The mdr1a isoform of P-glycoprotein (PgP) is an ATP dependent integral plasma membrane efflux pump. Pgp is expressed in brush border epithelial cells of the intestinal mucosa where it limits the absorption and oral bioavailability of a wide variety of unrelated lipophilic compounds. Intestinal Pgp also facilitates the secretion of substrates into the intestinal lumen from enterocytes. There are no data on the developmental expression of intestinal Pgp. We therefore determined the postnatal expression of Pgp in FVB mouse small intestine brush border membranes using RT-PCR and Western immunoblotting techniques. Studies were performed on brush border membrane from small intestine (duodenum. jejunum, ileum, in toto) isolated from day 0 (D-0), 7 (D-7), 21 (D-21) and adult mice. For RT-PCR (n=3 each age group), cDNA was synthesized by reverse transcription from 2 ug of mouse small intestine RNA and 0.02 ug of bovine retinal RNA. Bovine rhodopsin and mdr1 a primers were utilized for PCR amplification of the cDNA. PCR products were separated on a 5% polyacrylamide gel and radioactivity quantitated by phosphorimaging.

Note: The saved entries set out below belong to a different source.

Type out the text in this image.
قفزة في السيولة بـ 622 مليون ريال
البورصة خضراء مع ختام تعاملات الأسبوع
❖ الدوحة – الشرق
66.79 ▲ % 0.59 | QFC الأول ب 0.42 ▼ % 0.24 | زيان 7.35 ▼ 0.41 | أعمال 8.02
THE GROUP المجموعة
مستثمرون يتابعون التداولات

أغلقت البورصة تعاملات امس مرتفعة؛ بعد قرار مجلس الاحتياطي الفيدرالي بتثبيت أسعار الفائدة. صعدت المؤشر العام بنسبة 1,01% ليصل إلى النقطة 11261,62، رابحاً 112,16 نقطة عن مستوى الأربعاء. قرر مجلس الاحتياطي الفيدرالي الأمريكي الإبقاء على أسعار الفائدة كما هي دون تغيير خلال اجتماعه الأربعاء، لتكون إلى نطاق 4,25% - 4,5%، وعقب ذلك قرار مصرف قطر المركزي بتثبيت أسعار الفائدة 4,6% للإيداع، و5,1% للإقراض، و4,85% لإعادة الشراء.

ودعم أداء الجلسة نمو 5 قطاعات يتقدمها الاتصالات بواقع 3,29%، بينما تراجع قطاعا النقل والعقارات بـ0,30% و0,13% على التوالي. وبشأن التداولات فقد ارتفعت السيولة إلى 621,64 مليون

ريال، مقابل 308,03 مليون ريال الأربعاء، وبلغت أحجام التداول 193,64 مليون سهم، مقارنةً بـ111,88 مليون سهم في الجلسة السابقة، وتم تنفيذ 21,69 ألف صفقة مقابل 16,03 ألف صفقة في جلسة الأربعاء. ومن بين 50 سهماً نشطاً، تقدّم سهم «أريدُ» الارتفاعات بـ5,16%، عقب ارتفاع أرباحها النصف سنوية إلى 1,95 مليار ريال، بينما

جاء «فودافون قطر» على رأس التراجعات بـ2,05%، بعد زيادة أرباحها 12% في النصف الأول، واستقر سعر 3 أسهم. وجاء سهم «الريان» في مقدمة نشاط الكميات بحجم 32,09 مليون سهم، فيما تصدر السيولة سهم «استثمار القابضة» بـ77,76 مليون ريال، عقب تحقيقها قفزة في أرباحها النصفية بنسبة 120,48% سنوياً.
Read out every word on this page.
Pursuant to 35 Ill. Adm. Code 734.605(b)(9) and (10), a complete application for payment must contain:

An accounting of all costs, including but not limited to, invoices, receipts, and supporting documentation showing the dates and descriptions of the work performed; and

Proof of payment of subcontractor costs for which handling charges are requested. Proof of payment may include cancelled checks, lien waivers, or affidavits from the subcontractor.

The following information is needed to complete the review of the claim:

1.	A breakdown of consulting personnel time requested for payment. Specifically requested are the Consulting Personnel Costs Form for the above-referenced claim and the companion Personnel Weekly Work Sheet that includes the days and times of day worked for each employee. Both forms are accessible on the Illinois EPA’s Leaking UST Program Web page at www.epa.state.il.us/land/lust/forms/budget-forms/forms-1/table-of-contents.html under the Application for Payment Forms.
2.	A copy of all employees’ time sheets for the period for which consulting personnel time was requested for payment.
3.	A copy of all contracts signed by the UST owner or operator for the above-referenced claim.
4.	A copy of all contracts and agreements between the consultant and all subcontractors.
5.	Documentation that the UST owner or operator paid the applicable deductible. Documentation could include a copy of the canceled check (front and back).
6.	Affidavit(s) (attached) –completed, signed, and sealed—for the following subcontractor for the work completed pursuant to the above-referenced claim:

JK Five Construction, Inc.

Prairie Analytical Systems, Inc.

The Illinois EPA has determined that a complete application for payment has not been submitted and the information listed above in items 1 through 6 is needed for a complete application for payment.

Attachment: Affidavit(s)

For Western immunoblots (n=4 each age group), 50 ug of brush border membrane protein was electrophoresed on 7% PAGE, transferred overnight to nitrocellulose membranes, and incubated with the monoclonal mdr1 a antibody C219. Relative Pgp expression across age groups was assessed using scanning densitometry and indexed as a percent of adult levels (mean±SD). Small intestine Pgp mRNA levels were significantly lower at D-0 (22 ±4) and D-7 (28±4) compared with adults (P<0.05). Pgp protein expression was similarly low at D-0 (16 ±4) and D-7 (26±4) compared with adults (P<0.05). Both mRNA and protein levels increased significantly to adult levels at D-21 (P<0.05). We conclude that small intestine Pgp expression increases markedly during postnatal development. We speculate that low intestinal Pgp in newborns may enhance the oral bioavailability of Pgp substrates. Given evidence that unconjugated bilirubin is a substrate for Pgp, we further speculate that low intestinal Pgp expression in neonates might contribute to the enterohepatic circulation of bilirubin in newborns.

Supported by Irene McClenahan Young Investigator Research Award (BM) and NIH RO3 HD-35847 (JFW).